Pharmaceuticals companies will see continued merger and takeover activity over the next year or two, as the industry in the United States and overseas moves toward greater consolidation, analysts say.

This week's proposed merger between The Upjohn Co. and Sweden's Pharmacia AB - as well as the hostile bid by France's Rhone-Poulenc Rorer for the Britain's Fison's PLC - highlights an industry that needs to become more streamlined if several of its major players are to survive, analysts say.Jack Lamberton at Nat West Securities Corp. said the proposed Upjohn- Pharmacia merger "validates our thesis that hostile takeover activity will maintain a high level of consolidation activity within the industry."

Recent years have seen increased merger activity. Notable examples include The Dow Chemical Co., which merged its pharmaceutical business with Marion Merrell. The new company Marion Merrell Dow was subsequently taken over by Germany's Hoechst AG in July.

DuPont realigned its pharmaceutical operations, while Eli Lilly and Co. and Merck and Co. have both bought pharmaceutical operations, analysts noted.

"In the past few years, virtually every company has been analyzing . . . and deciding how they can best succeed; going forward with different types of acquisitions of marketing alliances," said Kenneth Nover, senior vice president and pharmaceutical analyst at A.G. Edwards.

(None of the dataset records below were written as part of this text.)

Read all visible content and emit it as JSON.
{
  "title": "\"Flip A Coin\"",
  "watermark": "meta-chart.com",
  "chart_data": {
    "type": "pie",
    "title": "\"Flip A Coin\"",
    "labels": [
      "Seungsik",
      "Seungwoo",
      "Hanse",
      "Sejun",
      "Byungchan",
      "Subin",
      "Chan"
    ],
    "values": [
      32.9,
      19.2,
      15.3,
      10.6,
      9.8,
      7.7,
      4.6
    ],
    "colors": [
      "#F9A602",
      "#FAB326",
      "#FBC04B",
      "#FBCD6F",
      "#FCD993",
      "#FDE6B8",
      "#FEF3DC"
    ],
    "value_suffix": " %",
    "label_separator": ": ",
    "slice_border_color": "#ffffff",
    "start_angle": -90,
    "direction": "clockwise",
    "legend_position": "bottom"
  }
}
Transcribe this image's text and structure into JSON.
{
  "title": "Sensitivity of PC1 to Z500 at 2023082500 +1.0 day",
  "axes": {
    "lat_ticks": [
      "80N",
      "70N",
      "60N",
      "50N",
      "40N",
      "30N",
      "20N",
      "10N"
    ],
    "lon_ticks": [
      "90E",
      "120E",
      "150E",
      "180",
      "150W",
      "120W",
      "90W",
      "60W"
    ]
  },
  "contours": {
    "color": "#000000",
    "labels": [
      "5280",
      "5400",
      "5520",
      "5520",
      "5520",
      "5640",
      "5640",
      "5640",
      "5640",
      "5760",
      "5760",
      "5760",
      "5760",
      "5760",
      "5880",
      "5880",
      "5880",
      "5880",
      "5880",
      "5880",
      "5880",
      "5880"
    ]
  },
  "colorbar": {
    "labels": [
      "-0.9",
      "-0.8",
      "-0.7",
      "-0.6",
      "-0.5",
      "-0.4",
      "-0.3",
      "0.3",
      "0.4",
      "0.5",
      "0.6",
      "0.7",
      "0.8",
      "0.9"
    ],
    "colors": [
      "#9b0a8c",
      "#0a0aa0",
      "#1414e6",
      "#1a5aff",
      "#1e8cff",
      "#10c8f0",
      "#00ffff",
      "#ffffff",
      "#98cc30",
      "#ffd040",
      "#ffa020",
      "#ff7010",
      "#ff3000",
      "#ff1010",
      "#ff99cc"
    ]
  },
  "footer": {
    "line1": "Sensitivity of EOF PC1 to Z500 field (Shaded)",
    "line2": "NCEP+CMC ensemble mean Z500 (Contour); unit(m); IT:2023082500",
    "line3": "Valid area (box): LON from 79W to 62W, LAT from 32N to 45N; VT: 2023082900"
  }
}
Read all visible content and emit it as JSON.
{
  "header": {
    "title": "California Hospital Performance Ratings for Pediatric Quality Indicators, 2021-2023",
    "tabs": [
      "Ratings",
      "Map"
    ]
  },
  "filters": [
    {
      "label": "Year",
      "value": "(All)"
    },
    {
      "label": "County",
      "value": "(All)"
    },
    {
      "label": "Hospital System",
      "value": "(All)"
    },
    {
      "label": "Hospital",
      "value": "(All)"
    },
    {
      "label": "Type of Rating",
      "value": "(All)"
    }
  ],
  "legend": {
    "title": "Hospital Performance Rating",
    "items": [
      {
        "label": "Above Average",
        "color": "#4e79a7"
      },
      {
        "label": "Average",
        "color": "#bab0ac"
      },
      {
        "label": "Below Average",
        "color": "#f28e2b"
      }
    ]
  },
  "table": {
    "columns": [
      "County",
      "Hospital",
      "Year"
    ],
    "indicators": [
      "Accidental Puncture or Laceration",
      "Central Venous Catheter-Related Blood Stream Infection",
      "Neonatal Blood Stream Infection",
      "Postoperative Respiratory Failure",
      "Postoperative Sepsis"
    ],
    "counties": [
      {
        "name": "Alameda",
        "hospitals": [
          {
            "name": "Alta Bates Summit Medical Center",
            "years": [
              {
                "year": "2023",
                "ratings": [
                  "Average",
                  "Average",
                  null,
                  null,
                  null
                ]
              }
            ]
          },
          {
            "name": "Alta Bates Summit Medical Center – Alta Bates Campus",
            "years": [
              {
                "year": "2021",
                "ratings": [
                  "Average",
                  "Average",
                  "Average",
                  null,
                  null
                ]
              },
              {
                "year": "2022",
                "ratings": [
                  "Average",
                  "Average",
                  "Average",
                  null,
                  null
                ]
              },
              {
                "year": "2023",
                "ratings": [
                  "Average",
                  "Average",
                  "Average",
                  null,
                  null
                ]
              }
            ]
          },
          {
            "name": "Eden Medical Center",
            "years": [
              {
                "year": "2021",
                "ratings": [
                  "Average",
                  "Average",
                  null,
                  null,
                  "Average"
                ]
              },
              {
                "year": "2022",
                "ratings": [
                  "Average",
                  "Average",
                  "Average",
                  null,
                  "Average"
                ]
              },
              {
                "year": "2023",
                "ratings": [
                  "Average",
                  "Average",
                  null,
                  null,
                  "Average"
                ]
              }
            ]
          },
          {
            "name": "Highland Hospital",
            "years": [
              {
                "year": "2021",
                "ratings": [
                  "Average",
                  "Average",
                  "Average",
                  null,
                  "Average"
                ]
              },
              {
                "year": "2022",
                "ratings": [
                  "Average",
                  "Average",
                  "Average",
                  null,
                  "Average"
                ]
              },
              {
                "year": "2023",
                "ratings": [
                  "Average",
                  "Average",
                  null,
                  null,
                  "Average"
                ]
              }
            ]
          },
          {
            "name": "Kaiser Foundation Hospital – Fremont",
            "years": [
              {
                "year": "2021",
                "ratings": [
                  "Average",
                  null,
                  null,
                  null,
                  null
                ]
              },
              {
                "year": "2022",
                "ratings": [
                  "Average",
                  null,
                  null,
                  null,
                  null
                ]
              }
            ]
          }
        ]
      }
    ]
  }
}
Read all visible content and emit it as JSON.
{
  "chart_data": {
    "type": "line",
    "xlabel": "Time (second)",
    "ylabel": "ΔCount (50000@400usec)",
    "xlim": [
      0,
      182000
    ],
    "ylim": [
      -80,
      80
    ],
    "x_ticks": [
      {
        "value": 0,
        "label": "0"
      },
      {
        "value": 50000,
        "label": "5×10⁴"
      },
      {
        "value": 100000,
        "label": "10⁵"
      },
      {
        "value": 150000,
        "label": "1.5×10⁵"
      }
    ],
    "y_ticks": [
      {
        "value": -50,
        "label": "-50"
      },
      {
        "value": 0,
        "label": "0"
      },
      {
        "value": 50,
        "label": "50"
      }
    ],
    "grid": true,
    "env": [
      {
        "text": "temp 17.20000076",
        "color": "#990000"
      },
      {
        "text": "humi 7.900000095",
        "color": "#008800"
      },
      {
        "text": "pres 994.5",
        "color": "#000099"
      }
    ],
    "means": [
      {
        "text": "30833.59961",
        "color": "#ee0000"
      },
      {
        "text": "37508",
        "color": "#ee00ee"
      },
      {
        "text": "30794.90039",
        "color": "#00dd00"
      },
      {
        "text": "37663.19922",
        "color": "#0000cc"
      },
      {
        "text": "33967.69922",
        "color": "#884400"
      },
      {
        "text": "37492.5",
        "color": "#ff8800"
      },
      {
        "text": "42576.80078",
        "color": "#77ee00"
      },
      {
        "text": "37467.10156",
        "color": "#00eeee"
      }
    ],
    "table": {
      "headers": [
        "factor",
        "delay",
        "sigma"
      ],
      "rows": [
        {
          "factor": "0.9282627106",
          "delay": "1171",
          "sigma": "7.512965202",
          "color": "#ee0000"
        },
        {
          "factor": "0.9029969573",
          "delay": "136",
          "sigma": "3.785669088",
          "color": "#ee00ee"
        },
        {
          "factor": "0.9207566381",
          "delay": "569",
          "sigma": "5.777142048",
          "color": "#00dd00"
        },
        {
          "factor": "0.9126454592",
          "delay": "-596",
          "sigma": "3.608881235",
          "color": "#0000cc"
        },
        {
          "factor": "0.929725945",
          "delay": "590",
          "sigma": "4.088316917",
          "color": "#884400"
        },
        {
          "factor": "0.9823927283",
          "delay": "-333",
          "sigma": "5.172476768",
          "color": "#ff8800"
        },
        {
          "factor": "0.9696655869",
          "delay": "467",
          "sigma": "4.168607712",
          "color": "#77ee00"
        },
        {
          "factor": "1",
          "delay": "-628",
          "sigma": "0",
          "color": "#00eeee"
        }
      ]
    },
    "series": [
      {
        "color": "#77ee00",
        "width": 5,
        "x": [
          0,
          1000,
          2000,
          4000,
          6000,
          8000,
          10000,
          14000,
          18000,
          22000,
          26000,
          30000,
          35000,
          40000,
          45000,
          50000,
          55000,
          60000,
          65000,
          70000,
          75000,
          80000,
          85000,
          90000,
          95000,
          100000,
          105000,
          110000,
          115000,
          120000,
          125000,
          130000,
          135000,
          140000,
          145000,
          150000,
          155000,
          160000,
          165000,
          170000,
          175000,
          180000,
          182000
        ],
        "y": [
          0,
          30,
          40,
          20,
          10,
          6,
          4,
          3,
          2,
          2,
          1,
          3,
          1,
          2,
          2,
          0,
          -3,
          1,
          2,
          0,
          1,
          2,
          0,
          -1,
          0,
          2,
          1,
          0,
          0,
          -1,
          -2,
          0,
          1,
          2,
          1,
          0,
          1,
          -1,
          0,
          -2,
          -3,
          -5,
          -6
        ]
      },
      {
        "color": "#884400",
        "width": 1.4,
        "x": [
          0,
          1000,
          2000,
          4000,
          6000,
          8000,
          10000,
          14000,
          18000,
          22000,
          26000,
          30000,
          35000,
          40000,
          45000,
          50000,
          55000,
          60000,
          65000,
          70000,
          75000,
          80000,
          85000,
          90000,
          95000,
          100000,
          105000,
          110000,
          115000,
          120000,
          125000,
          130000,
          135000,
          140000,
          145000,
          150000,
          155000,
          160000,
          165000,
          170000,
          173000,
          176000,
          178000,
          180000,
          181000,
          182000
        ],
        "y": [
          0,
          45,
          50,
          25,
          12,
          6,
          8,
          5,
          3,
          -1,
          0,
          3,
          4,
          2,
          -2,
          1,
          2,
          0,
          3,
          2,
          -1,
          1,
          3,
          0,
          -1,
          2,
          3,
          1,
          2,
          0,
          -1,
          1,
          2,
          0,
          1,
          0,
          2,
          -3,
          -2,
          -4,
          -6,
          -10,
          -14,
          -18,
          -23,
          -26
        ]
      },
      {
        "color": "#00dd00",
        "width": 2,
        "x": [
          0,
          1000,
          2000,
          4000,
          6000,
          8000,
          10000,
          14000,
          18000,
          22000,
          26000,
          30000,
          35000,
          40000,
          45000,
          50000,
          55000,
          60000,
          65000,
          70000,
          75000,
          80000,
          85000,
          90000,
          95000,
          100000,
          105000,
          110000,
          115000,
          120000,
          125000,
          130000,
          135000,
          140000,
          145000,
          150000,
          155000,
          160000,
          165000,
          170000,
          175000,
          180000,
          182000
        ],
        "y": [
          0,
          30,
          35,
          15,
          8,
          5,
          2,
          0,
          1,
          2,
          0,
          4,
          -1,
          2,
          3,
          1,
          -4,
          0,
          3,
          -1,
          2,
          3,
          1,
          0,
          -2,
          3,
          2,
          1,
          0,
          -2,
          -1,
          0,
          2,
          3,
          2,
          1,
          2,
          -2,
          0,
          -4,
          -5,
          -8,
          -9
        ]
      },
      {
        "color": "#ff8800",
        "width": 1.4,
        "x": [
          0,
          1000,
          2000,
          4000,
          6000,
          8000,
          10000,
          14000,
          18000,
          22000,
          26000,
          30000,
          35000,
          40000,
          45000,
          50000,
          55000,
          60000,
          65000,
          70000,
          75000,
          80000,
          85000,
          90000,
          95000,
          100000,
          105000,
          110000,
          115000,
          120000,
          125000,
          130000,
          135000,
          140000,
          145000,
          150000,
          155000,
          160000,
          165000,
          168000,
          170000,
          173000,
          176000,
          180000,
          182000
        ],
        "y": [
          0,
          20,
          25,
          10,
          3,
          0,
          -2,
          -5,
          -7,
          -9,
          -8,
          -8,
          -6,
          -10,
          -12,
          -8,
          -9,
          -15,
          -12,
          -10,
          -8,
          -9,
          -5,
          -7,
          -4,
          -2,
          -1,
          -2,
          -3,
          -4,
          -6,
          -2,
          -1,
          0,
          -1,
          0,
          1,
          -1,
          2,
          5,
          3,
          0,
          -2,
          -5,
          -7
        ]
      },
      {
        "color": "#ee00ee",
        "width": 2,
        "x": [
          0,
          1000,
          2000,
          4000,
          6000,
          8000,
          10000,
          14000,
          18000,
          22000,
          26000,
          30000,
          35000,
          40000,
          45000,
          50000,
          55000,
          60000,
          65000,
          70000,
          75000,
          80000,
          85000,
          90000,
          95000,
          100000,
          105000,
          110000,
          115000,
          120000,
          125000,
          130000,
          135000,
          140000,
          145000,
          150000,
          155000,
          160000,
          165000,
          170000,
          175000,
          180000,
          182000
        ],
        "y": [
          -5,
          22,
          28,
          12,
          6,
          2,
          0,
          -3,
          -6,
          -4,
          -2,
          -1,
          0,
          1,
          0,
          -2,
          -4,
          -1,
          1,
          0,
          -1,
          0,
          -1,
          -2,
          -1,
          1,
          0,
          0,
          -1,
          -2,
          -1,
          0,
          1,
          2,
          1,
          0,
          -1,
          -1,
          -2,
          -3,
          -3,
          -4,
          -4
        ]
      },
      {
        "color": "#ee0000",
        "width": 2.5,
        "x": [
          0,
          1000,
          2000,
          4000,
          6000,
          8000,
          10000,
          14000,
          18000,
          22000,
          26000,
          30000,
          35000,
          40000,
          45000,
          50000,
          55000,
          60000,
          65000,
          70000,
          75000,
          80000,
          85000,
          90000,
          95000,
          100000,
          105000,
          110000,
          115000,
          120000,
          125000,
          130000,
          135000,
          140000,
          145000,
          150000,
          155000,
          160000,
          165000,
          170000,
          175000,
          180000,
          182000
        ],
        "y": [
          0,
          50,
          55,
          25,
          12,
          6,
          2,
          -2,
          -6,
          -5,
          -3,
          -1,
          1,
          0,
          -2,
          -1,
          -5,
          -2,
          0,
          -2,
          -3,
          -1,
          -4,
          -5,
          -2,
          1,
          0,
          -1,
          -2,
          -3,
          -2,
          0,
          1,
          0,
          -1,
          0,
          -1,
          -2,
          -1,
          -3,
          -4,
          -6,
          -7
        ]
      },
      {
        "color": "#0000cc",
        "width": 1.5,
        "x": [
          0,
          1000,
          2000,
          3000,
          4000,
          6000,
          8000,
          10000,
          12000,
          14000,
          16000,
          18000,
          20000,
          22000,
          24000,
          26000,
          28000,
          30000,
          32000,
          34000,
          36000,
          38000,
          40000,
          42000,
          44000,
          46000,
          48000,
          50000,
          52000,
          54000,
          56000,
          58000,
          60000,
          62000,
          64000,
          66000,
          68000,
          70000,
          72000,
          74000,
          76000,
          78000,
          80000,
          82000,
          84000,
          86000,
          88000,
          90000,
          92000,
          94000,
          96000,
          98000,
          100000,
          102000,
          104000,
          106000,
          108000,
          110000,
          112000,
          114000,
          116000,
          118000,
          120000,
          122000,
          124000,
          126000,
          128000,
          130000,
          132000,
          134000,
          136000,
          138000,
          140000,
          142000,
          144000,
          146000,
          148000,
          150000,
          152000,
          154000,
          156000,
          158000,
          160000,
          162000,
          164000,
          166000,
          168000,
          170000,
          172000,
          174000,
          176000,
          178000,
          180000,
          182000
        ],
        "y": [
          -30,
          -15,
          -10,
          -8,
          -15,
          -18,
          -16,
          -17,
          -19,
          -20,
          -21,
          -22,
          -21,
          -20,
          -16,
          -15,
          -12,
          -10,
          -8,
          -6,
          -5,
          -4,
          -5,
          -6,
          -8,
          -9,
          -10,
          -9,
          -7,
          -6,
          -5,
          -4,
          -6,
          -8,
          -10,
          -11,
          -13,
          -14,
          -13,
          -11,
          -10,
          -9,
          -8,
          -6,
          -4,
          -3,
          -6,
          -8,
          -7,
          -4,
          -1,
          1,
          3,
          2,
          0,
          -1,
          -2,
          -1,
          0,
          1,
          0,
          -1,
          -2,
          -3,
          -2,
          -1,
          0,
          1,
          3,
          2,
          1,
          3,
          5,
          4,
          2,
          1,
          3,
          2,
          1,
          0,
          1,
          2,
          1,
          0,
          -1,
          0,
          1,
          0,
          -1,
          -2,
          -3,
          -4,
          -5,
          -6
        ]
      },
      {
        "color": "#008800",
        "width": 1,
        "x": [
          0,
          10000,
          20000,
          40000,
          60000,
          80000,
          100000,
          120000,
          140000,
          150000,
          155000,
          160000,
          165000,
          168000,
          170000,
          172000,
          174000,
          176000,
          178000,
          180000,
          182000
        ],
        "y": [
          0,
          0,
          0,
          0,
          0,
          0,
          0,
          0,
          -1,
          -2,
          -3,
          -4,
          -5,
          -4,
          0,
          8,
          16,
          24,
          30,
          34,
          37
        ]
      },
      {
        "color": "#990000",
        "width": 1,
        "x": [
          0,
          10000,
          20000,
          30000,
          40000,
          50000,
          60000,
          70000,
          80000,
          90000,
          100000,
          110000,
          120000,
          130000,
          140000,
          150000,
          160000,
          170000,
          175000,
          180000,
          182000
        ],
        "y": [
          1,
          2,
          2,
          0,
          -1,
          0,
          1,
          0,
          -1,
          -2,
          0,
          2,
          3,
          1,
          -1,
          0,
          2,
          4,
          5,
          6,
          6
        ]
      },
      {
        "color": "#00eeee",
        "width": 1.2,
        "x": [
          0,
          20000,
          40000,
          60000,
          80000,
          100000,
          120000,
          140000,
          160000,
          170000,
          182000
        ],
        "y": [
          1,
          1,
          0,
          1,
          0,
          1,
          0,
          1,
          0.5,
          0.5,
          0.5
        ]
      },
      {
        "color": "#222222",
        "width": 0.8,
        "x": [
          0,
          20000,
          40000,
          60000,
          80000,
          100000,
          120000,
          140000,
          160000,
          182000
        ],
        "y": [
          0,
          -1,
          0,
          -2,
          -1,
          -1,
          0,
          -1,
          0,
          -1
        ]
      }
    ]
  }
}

"On a macro basis it would appear that there should have been and there will be additional mergers," he said. "Virtually every (pharmaceutical) company has looked at these issues."

Analysts say the main reason behind the need to merge within the drug industry, both in the United States and overseas, was a swift turnabout in earnings over the past two years and continued overcapacity in the industry.

NatWest's Mr. Lamberton said the Rhone-Poulenc hostile bid for Fison's was the third such bid in the last 12 months, "after many years of only friendly mergers in the world drug industry."

He said the bid adds "almost $3 billion to the over $50 billion in horizontal and vertical acquisition activity in the world drug industry over the last two years."

If consummated, the Rhone-Poulenc-Fison's deal would be the sixth major world drug company merger in the last 15 months, Mr. Lamberton said.

A.G. Edwards' Mr. Nover pointed to the slowing earnings growth in 1993 and 1994 after a period of consistently reliable earnings from the late 1980s onward as the major factor triggering the rush to merge.

Mr. Nover said average earnings per share growth of around 15 percent from the late 1980s subsequently fell to between 3 percent and 5 percent in 1993 and 1994.

He said the drug companies "were looking to get their growth back up. Some were hit more directly because of product lines, competition, patent considerations and some were driven to take pretty extreme actions."

NatWest's Mr. Lamberton said American Home Products' hostile bid last summer for American Cyanamid was "an inflection point of major proportions" for the U.S. drug industry.

Prior to this, consolidation had been prevented by "intransigent target managements," Mr. Lamberton said. American Cyanamid ultimately agreed to be bought by American Home Products.